ISIS claimed responsibility for an attack on a church in Muslim-majority Dagestan, southern Russia, on Sunday.

Five people died when a gunman, later identified as 22-year-old local resident Khalil Khalilov, opened fire on Orthodox worshippers leaving mass in Kizlyar, a town in the Russian North Caucasus region.

St George's church in Kizlyar, Dagestan, where the attack took place.Wikipedia

ISIS' Russian affiliate claimed the attack via the militants' news agency Amaq. It said: 'Putting his trust in Allah, one of the zealous soldiers of Islam, Khalil ad-Dagestani (may Allah accept him) set out towards the Christian temple of George in Kizlyar city in Dagestan. He targeted the Crusaders with his rifle, killing 5 of them and wounding 4 others, and to Allah belongs all honor, and to His messenger, and to the believers, but the hypocrites don't know, and all praise is due to Allah.' 

The president of neighbouring Chechnya, denied Islamists were responsible. Ramzan Kadyrov, said: 'One can say with certainty that the bandit and his patrons, in case he had any, do not have any direct or indirect connection to Islam.

'The North Caucasus has always been a region of close cooperation and mutual understanding between Muslims and Christians. So today, it is our duty to deter assaults on our heritage that instigators and Russia's enemies may make,' he said according to the Russian news site Tass.

He added: 'Those linked to him deserve to be severely punished.' 

The Russian RBK daily quoted an Orthodox priest saying the attacker opened fire on churchgoers following an afternoon service. 'We had finished the mass and were beginning to leave the church.

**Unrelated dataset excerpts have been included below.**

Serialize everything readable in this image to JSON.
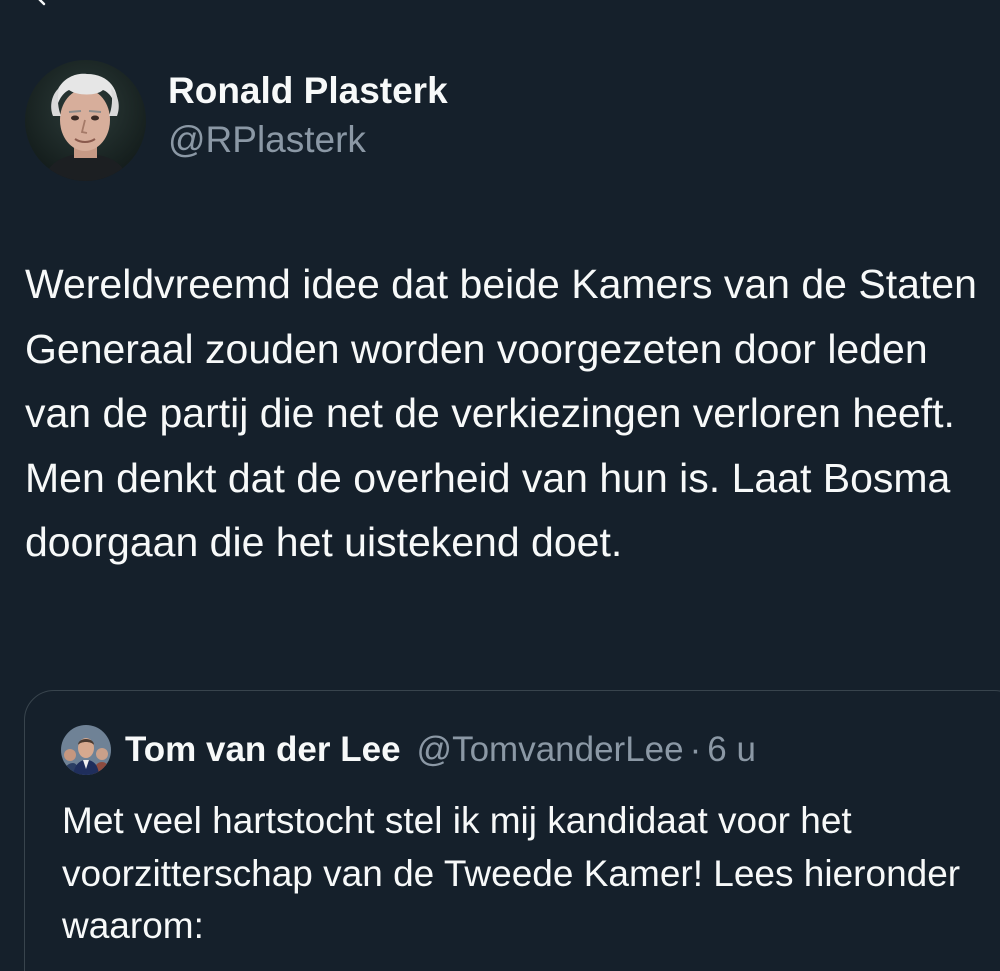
{
  "tweet": {
    "author": {
      "name": "Ronald Plasterk",
      "handle": "@RPlasterk"
    },
    "text": "Wereldvreemd idee dat beide Kamers van de Staten Generaal zouden worden voorgezeten door leden van de partij die net de verkiezingen verloren heeft. Men denkt dat de overheid van hun is. Laat Bosma doorgaan die het uistekend doet."
  },
  "quoted_tweet": {
    "author": {
      "name": "Tom van der Lee",
      "handle": "@TomvanderLee"
    },
    "separator": "·",
    "time": "6 u",
    "text": "Met veel hartstocht stel ik mij kandidaat voor het voorzitterschap van de Tweede Kamer! Lees hieronder waarom:"
  },
  "icons": {
    "back": "chevron-back-icon"
  },
  "colors": {
    "background": "#15202b",
    "text_primary": "#f7f9f9",
    "text_secondary": "#8b98a5",
    "border": "#38444d"
  }
}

A bearded man ran towards the church shouting "Allahu Akbar" and killed four people,' Father Pavel said. 'He was carrying a rifle and a knife.'

A fifth person later died in hospital.

The attack occurred as churchgoers celebrated Maslenitsa, a Christian holiday marking the last day before Lent according to the eastern Orthodox calendar. It is also exactly a month before Russia's elections on March 18 which sitting president Vladmir Putin is almost certain to win.

ISIS said it had established an affiliate in the North Caucasus in 2015 and has claimed responsibility for a number of attacks on police in Dagestan in the past couple of years involving guns and explosives. Local security forces are battling an Islamist insurgency but attacks on the region's minority Russian Orthodox population are rare.

Kizlyar is around 170 kilometres from Dagestan's capital Makhachkala and has a diverse population of 50,000 spanning 10 different ethnic groups. The small republic in the Caucasus mountains borders Chechnya, where Moscow has led two wars against separatists and radical religious groups since the 1991 Soviet collapse. It is one of the poorest and most unstable regions in Russia and has seen a large number of people join Islamic State.